Tuesday, December 30, 2014

Finding Your Parallel Port Address for PCI Card

If you are unable to find a computer with a parallel port to control your Industrial CNC Router and decide to install a new PCI card, you may have trouble getting Mach to communicate with the machine. First of all you want to make sure that your card is putting out a 5V signal, as some models put out lower voltage which won't work. Of course you want to make sure you follow the manufacturers instructions, including installing the appropriate driver.

You'll also want to make sure that you have Mach 3 set to find your new card. If you open Mach and Look in Config/Ports and Pins. By default Mach will assign 0x378, which is where a native parallel port would be.

 A new card is not likely to have this address, so you'll have to find out what it is.  You can find it by going to your Windows Control Panel. Clack on "Hardware and Sound"  and you should see an option for "Device Manager" Clicking on this will give you a list of your devices, including your PCI Card. Right Click on the PCI Card in the list and choose "Properties" you should see your I/O Range. Select the first four characters and enter them into Mach 3 as your port address with 0x added in front of them. Mach should now be communicate with your new PCI card.

Control panel/Hardware and Sound

Devices and Printers/Device Manager

Device Manager/PCI Parallel Port/Properties

In this case. your address would be 0xDCC8. 
Enter it into Mach 3 Config/Ports and Pins/Port Setup and Axis Selection.

Controlling your Industrial CNC Router with Newer Computer Systems

The Mach 3 software that you're using to control your Industrial CNC Router requires a 32 bit desktop version of Windows and a Native parallel port. Because these systems are getting harder to find we've done some testing with different solutions. 

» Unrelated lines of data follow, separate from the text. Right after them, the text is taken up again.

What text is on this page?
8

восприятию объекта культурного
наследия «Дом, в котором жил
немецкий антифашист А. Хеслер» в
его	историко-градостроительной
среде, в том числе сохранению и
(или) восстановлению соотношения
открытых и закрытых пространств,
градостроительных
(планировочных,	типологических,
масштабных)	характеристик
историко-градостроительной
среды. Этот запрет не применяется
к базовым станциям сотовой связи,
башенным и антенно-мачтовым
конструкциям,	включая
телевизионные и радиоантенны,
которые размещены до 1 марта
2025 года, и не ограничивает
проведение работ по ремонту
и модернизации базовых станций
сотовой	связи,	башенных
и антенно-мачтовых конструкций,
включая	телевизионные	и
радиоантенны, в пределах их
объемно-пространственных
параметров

If you'd like to control your machine with a laptop, a 64 bit version of windows, or a PC without a 25 pin parallel port, you'll need an external motion controller. The best solution we've found is the SSENC-2 Ethernet SmoothStepper System from Soigeneris.

We've done extensive testing on different Windows systems and it gives consistent results every time. Unlike many external motion controls, this is a plug and play solution. The SSENC-2 is plugged into the Router via parallel port, and then connects to your computer via ethernet port (USB is also available.) Since it has it's own power supply it can even be plugged into a laptop.

They provide easy to follow step by step instructions to get you going quickly.